Digital Rights Management
Firms at odds over digital rights
Digital Rights Management
Consumers carrying home their smart new Apple iPods might not realise
that they are buying into proprietary digital rights management. The
iPod will happily play unprotected content in formats such as MP3 and
WAV, but wont play protected content in any format other than AAC
protected by Fairplay, Apple’s digital rights management (DRM) system.
Equally, if you purchase music from Apple’s iTunes store (assuming that it
eventually opens in Europe), you will find you cannot easily download
the content to your Creative Nomad MP3 player, for example, which only
understands the DRM used by Microsofts Windows Media Audio (WMA) or, in
recent models, Reals Helix DRM 10.
It will get worse. And for IT
managers this may be bad news because standards used to guard consumer
content will no doubt leak into products for corporates. Philips and
Sony between them are due to launch a new DRM technology based on their
acquisition of InterTrust last year. With Microsoft, Apple, Real and
Philips/Sony thats at least four major players with incompatible DRM
systems a situation that is sure to cause misery for consumers.

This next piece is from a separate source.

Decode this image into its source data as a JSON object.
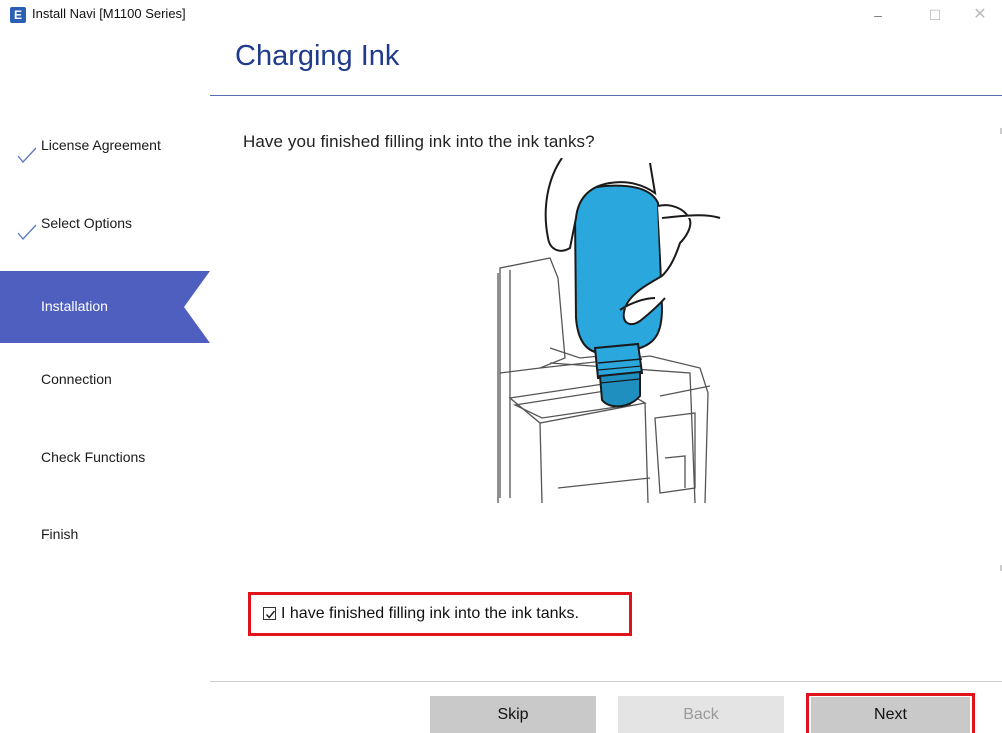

Efforts to protect CDs have failed, but when most music is delivered
electronically, DRM-protected music is likely to become the norm. If the
music industry is to have any future, DRM must succeed. The problem is
that DRM delivers zero benefit to the consumer, for whom it is merely a
cost and a hassle. It exists solely to protect the publisher.
Consumers will put up with DRM if it is seamless and convenient, but not
when it brings them nothing but pain. There are several possible
outcomes. One is that a single body will win the DRM wars. It might be
Microsoft, which currently has the most widespread adoption, and has
been strengthened by partnerships with the likes of Dell and Disney. It
might be Apple, especially since HP is partnering with Apple for its
forthcoming mobile music devices. It might be Philips and Sony, late
entrants but with formidable clout in the home entertainment market.
However, its unlikely that any of these major vendors will willingly cede
control and license fees to a competitor. The resulting format wars
could well have an unwanted result: consumers may seek out unprotected
content and turn their back on DRM altogether.
If DRM is really
going to work, there has to be a cross-industry, non-profit solution.
Any two of the entities mentioned above could make this happen. It
requires the setting up of an organisation whose sole function is to
specify and manage DRM on behalf of the content providers on the one
hand, and the software and hardware vendors on the other. It would be
analogous to the Liberty Alliance, set up to counter Microsofts Passport
with an open standard for network identity and having considerable
success. Without unity, DRM is heading deeply into the mire.